Bila pelemahan dolar AS terus berlanjut, maka ada harapan bagi rupiah untuk bangkit pada perdagangan hari ini. Apalagi sedang tidak ada rilis data di Negeri Paman Sam yang bisa mendukung penguatan dolar AS. Rupiah seharusnya mampu memanfaatkan kesempatan ini.
Data ekonomi AS berikutnya yang diantisipasi pelaku pasar adalah angka pengangguran yang diumumkan akhir pekan ini. Konsensus pasar yang dihimpun Reuters memperkirakan angka pengangguran pada Agustus 2018 adalah 3,8%, turun dibandingkan bulan sebelumnya yaitu 3,9%.
Bila realisasi angka pengangguran betul-betul turun, maka The Fed semakin hampir pasti menaikkan suku bunga acuan pada rapat bulan ini. Saat kemungkinan kenaikan suku bunga acuan di AS kian membesar, maka greenback akan memperoleh kekuatannya lagi.
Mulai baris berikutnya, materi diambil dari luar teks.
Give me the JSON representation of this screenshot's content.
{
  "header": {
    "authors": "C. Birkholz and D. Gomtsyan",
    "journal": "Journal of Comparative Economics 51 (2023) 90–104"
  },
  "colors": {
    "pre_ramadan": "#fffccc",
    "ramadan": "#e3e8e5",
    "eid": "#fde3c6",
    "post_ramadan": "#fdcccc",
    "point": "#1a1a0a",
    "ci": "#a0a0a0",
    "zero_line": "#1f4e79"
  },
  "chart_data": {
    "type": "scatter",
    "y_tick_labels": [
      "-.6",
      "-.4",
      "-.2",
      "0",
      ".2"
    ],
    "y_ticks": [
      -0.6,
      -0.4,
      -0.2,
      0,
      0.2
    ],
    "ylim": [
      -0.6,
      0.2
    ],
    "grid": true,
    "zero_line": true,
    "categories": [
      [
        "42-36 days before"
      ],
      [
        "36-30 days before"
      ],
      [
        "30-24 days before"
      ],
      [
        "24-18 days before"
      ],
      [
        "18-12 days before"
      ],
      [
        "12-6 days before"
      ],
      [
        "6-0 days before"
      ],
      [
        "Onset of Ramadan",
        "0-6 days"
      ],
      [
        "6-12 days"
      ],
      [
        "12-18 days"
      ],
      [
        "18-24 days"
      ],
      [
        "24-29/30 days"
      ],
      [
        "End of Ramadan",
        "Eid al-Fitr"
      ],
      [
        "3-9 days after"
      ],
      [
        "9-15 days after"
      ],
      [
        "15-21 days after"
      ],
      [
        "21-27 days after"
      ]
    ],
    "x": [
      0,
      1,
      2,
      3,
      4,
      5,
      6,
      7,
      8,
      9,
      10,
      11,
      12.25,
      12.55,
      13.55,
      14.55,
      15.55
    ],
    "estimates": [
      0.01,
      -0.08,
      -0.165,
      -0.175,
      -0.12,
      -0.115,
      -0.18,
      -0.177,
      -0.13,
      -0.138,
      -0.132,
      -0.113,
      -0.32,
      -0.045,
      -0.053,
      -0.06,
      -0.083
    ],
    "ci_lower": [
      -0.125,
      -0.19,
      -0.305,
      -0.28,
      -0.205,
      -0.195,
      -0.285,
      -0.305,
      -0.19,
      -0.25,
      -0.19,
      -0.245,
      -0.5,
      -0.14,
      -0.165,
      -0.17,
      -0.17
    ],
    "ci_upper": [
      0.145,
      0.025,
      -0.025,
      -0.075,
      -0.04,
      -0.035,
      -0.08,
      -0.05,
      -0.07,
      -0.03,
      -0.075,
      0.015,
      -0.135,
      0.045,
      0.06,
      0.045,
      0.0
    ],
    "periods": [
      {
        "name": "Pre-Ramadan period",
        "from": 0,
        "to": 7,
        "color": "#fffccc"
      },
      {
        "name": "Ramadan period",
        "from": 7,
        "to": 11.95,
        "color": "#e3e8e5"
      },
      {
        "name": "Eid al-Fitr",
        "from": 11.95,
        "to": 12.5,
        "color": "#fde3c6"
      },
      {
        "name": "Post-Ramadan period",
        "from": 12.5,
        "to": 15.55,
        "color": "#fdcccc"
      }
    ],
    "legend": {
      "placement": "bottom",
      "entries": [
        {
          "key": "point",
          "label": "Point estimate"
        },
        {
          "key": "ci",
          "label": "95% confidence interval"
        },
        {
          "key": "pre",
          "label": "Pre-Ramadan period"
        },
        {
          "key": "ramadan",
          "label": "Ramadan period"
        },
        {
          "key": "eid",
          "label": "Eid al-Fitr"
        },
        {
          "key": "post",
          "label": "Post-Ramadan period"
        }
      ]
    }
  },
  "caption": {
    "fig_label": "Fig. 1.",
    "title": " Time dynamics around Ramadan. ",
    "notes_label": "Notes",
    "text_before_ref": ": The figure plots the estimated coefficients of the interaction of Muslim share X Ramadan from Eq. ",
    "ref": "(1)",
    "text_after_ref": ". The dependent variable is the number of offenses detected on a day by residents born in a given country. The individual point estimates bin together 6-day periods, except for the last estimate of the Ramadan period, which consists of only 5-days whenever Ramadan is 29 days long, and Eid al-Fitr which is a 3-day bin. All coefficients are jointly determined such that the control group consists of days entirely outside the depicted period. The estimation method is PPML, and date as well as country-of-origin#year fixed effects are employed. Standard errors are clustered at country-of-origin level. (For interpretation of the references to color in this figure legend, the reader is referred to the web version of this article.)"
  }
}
Saat itu terjadi, maka rupiah dipastikan tertekan.
Sebelum data pengangguran AS diumumkan, rupiah punya waktu untuk mengumpulkan energi. Sekarang adalah saatnya bagi rupiah untuk bangkit. Mengutip kalimat pegulat profesional John Cena, the time is now.
Apakah rupiah mampu memanfaatkan peluang ini? Hanya waktu yang akan memberi jawabnya.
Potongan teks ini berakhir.